DHSS plans to license 60 cultivation facilities, 192 dispensaries, 86 medical marijuana-infused manufacturing facilities, and 10 testing laboratory facilities. The numbers are the same as the minimum set by the Missouri Constitution. The limits exceed the number of pre-filed application fees and the amount a recently-released study projects the industry will support.

As of July 30, DHSS has received a total of 592 pre-filed application fees totaling $4,208,000. Of those, 164 are for cultivation facilities, 334 for dispensary facilities, and 94 for medical marijuana-infused manufacturing facilities. The state recently rolled out an interactive map that shows who has prefiled application fees for facilities.

Jack Cardetti, a spokesperson for Missouri Medical Cannabis Trade Association (MoCannTrade), said he expects more than 1,000 facilities applications to be filed by the time the DHSS closes the application window on August 17.

“[Saturday] starts a very, very important part of implementing this medical marijuana program,” Cardetti said Friday morning on a conference call with reporters. “There is certainly no lack of interest in this program.”

The limited number of licenses in contrast to the expected number of applicants means there will be winners and losers. But it won’t be the state picking and choosing who is awarded a license and who is denied a license.

The state is using a third-party blind scoring system. More than half a dozen businesses have submitted bids to preform the blind scoring. The Office of Administration has not announced who gets the contract.

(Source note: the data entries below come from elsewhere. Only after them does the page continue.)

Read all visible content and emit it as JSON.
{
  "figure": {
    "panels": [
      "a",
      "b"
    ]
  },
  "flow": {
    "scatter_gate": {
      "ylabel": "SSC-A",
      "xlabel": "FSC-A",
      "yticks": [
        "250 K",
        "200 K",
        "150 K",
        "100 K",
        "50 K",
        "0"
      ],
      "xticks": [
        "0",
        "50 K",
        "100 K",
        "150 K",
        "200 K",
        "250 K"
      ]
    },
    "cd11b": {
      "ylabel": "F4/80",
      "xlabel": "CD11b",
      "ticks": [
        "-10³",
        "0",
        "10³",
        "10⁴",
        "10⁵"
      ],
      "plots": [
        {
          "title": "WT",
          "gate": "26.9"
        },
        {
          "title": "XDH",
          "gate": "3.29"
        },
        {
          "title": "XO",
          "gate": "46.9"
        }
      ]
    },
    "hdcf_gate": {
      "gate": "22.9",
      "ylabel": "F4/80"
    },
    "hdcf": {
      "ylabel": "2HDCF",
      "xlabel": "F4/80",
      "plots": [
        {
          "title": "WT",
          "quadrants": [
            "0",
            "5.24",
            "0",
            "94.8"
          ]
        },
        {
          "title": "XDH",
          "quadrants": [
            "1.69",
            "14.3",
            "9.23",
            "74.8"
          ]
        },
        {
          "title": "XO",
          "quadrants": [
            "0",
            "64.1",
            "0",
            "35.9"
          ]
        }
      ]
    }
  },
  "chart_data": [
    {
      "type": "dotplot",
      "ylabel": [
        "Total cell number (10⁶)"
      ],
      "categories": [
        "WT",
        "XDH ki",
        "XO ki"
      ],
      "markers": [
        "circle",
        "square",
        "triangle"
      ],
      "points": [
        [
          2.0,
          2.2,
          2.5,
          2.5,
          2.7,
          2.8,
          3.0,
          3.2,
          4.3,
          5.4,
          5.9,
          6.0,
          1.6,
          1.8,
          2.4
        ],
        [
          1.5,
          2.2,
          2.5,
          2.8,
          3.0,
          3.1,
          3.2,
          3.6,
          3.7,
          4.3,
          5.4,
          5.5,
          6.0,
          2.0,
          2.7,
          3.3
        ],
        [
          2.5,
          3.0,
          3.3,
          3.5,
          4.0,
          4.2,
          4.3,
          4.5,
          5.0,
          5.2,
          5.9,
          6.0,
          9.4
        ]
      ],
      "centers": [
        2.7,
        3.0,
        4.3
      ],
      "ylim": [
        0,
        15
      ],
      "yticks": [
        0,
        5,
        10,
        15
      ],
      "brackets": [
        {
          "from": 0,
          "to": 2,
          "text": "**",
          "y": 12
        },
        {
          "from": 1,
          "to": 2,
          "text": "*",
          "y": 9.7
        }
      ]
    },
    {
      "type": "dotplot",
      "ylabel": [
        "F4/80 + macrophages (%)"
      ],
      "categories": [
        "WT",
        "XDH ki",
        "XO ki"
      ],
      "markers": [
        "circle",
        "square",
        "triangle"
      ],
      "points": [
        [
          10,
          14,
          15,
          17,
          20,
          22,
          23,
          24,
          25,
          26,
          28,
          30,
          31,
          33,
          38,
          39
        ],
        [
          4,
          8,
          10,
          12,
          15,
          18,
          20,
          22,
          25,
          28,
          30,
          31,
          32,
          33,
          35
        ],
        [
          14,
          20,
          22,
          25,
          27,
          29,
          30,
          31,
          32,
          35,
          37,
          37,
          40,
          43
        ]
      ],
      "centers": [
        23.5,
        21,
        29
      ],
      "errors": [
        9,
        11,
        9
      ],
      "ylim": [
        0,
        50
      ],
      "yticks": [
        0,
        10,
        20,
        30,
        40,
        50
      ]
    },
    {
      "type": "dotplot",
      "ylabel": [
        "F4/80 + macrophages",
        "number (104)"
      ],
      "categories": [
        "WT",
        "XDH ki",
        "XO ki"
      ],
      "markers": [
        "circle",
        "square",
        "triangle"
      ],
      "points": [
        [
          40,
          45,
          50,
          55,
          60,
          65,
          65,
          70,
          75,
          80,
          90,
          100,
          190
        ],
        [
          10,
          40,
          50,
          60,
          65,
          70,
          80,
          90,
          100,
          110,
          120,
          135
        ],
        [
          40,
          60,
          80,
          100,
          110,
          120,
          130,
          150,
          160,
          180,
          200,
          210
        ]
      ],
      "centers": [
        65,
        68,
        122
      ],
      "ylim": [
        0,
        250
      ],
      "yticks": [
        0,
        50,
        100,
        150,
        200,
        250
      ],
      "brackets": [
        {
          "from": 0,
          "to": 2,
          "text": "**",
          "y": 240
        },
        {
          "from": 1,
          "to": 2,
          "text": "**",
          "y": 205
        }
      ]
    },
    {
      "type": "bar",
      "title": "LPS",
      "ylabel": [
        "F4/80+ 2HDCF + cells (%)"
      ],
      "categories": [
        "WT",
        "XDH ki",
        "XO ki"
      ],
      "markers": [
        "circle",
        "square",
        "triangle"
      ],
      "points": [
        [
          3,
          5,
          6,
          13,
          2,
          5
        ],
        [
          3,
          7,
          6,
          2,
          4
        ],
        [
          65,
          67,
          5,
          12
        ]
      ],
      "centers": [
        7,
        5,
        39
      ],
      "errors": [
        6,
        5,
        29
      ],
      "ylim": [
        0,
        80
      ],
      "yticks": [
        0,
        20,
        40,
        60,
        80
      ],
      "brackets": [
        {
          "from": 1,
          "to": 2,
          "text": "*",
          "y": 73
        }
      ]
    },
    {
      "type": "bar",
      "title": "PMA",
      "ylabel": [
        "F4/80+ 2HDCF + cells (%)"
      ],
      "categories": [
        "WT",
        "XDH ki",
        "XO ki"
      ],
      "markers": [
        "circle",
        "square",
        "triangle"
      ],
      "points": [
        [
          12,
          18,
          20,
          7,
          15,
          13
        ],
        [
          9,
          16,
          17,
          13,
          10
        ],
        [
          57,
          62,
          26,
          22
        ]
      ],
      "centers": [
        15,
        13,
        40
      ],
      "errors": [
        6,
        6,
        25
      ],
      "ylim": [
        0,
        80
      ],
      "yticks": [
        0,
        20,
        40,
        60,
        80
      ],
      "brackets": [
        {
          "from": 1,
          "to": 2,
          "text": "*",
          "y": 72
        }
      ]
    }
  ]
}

“We are committed to transparency and fairness and want to emphasize that the reviewers of applications will be blinded to the identity of applicants,” Randall Williams, director of DHSS, said in March “Those granted a license or certificate will be selected solely upon the content of their applications, and those assigning scores to applications will have no access to applicants’ identifying information.”

In other states with legalized medical marijuana, companies denied a license have filed lawsuits. Cardetti believes post-license litigation in Missouri might be limited.

“The thing Missouri has done that is going to limit some of that potential litigation and concerns on the back end is implementing a third-party blind scoring system,” Cardetti said.

The department began processing qualified patient and caregiver applications on June 28, roughly a week ahead of the timeline laid out in law. Since then, DHSS has approved more than 5,000 applications.

Stakeholders are estimating dispensaries will likely open late spring to early summer of 2020.